Mãe, uma palavra que carrega o peso de gerações, memórias e laços sagrados. É impossível falar de mãe sem evocar imagens de acolhimento e amor, sem reconhecer a importância de quem nos dá a vida e nos guia em nossos primeiros passos. Essa figura, à qual Freud, Winnicott, Bowlby, Piaget, Klein e tantos outros dedicaram seus estudos, é aquela que, através do seu exemplo, apresenta o mundo à criança: sua presença é o alicerce que protege, nutre e orienta. A mãe constrói, no olhar, no toque, no cuidado, o primeiro e mais profundo conceito de amor. A cada sorriso e abraço, ela planta no coração do filho as sementes da confiança e do valor próprio. No melhor dos mundos, ela deseja vê-lo feliz e respeitado, seguro de quem é e pronto para enfrentar o mundo.
Contudo, não podemos nos limitar a uma visão idealizada — comum, inclusive. Existe outro tipo de mãe, sobre o qual poucos falam e que Nietzsche tão profundamente analisou. Nem todas as mães desejam a felicidade e a independência do filho; algumas precisam dele infeliz, dependente, para dar sentido à própria existência. Essa é a mãe “bondosa” que Nietzsche descreve, mas não uma bondade pura e generosa. Sua bondade se nutre de sacrifício, de renúncia — uma renúncia que exige do filho a incapacidade, a imaturidade, a infelicidade, para que ela possa se sentir realizada, mesmo que de forma inconsciente. E, assim, o filho não é tanto um ser autônomo, mas uma extensão do próprio sentido de vida da mãe.
Essa mãe, que não sabe viver sem o papel de cuidadora, encontra sua realização quando o filho permanece em dificuldade, precisando de apoio, frágil e, até mesmo, infeliz. Em sua forma de ver o mundo, a bondade e o amor dessa mãe exigem que o filho precise constantemente ser salvo e guiado. Quanto mais ela sacrifica, mais reafirma seu valor; quanto mais o filho depende, mais ela encontra seu sentido. O filho torna-se, assim, uma extensão dela, uma muleta, onde, sem ele, essa mãe não consegue se reconhecer e nem se mover no mundo — a vida dela depende do sacrifício dele. E, caso esse filho decida se emancipar e ser feliz por conta própria, essa mãe entrará em um desespero profundo, tentará impedi-lo, diminuí-lo ou confundi-lo, para que ele não se distancie muito, não corte o cordão umbilical.
Essa face trágica do “amor” materno é um misto de amor e egoísmo (mais egoísmo que amor, na verdade), de cuidado e posse. Ela nos alerta sobre a complexidade das relações humanas: aquilo que, na superfície, parece “bondade” pode, em profundidade, carregar motivações obscuras.

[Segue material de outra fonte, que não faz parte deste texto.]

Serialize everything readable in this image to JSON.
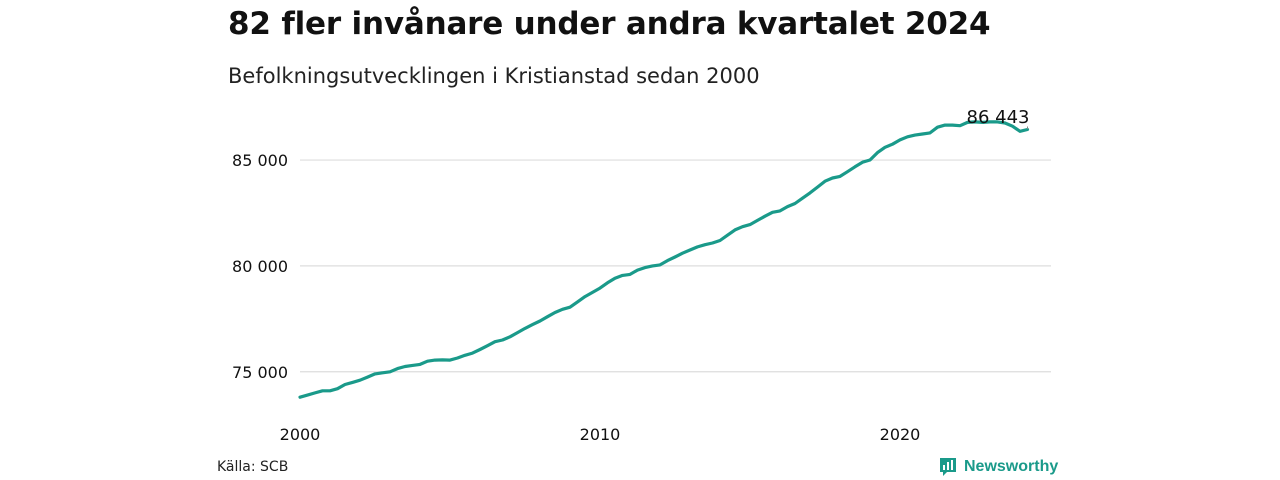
{
  "header": {
    "title": "82 fler invånare under andra kvartalet 2024",
    "subtitle": "Befolkningsutvecklingen i Kristianstad sedan 2000"
  },
  "footer": {
    "source": "Källa: SCB",
    "logo_text": "Newsworthy",
    "logo_icon": "newsworthy-bar-chart-icon"
  },
  "colors": {
    "line": "#1a9a8a",
    "grid": "#dddddd",
    "text": "#111111",
    "brand": "#1a9a8a"
  },
  "chart_data": {
    "type": "line",
    "title": "82 fler invånare under andra kvartalet 2024",
    "subtitle": "Befolkningsutvecklingen i Kristianstad sedan 2000",
    "xlabel": "",
    "ylabel": "",
    "xlim": [
      2000,
      2025
    ],
    "ylim": [
      73100,
      87600
    ],
    "y_ticks": [
      75000,
      80000,
      85000
    ],
    "y_tick_labels": [
      "75 000",
      "80 000",
      "85 000"
    ],
    "x_ticks": [
      2000,
      2010,
      2020
    ],
    "x_tick_labels": [
      "2000",
      "2010",
      "2020"
    ],
    "grid": true,
    "legend": "none",
    "end_label": "86 443",
    "series": [
      {
        "x": [
          2000.0,
          2000.25,
          2000.5,
          2000.75,
          2001.0,
          2001.25,
          2001.5,
          2001.75,
          2002.0,
          2002.25,
          2002.5,
          2002.75,
          2003.0,
          2003.25,
          2003.5,
          2003.75,
          2004.0,
          2004.25,
          2004.5,
          2004.75,
          2005.0,
          2005.25,
          2005.5,
          2005.75,
          2006.0,
          2006.25,
          2006.5,
          2006.75,
          2007.0,
          2007.25,
          2007.5,
          2007.75,
          2008.0,
          2008.25,
          2008.5,
          2008.75,
          2009.0,
          2009.25,
          2009.5,
          2009.75,
          2010.0,
          2010.25,
          2010.5,
          2010.75,
          2011.0,
          2011.25,
          2011.5,
          2011.75,
          2012.0,
          2012.25,
          2012.5,
          2012.75,
          2013.0,
          2013.25,
          2013.5,
          2013.75,
          2014.0,
          2014.25,
          2014.5,
          2014.75,
          2015.0,
          2015.25,
          2015.5,
          2015.75,
          2016.0,
          2016.25,
          2016.5,
          2016.75,
          2017.0,
          2017.25,
          2017.5,
          2017.75,
          2018.0,
          2018.25,
          2018.5,
          2018.75,
          2019.0,
          2019.25,
          2019.5,
          2019.75,
          2020.0,
          2020.25,
          2020.5,
          2020.75,
          2021.0,
          2021.25,
          2021.5,
          2021.75,
          2022.0,
          2022.25,
          2022.5,
          2022.75,
          2023.0,
          2023.25,
          2023.5,
          2023.75,
          2024.0,
          2024.25
        ],
        "values": [
          73800,
          73900,
          74000,
          74100,
          74100,
          74200,
          74400,
          74500,
          74600,
          74750,
          74900,
          74950,
          75000,
          75150,
          75250,
          75300,
          75350,
          75500,
          75550,
          75560,
          75550,
          75650,
          75780,
          75880,
          76050,
          76230,
          76420,
          76500,
          76650,
          76850,
          77050,
          77230,
          77400,
          77600,
          77800,
          77950,
          78050,
          78300,
          78550,
          78750,
          78950,
          79200,
          79420,
          79550,
          79600,
          79800,
          79920,
          80000,
          80050,
          80250,
          80420,
          80600,
          80750,
          80900,
          81000,
          81080,
          81200,
          81450,
          81700,
          81850,
          81950,
          82150,
          82350,
          82530,
          82600,
          82800,
          82950,
          83200,
          83450,
          83720,
          84000,
          84150,
          84230,
          84450,
          84680,
          84900,
          85000,
          85350,
          85600,
          85750,
          85950,
          86100,
          86180,
          86230,
          86280,
          86550,
          86650,
          86650,
          86620,
          86780,
          86800,
          86780,
          86800,
          86800,
          86750,
          86600,
          86360,
          86443
        ]
      }
    ]
  }
}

Como Nietzsche nos mostra, é preciso coragem para enxergar essa realidade, para perceber que nem todo amor que nutre realmente liberta, que nem toda bondade está isenta de interesses.
Ainda assim, o amor verdadeiro também existe. Aquela mãe que, em sua essência, deseja ver o filho feliz e respeitado, que se alegra ao vê-lo caminhar com as próprias pernas, é a mãe que nos lembra que o amor verdadeiro busca a autonomia do outro, mesmo que isso signifique renunciar ao próprio papel de salvadora. Em seu olhar, a liberdade do filho é sua maior conquista.
Assim, reconheçamos a força e a beleza das mães — mas também a complexidade do amor humano, onde tragédia e amor se misturam, desafiando-nos a buscar um amor que, em vez de prender, ensina a voar.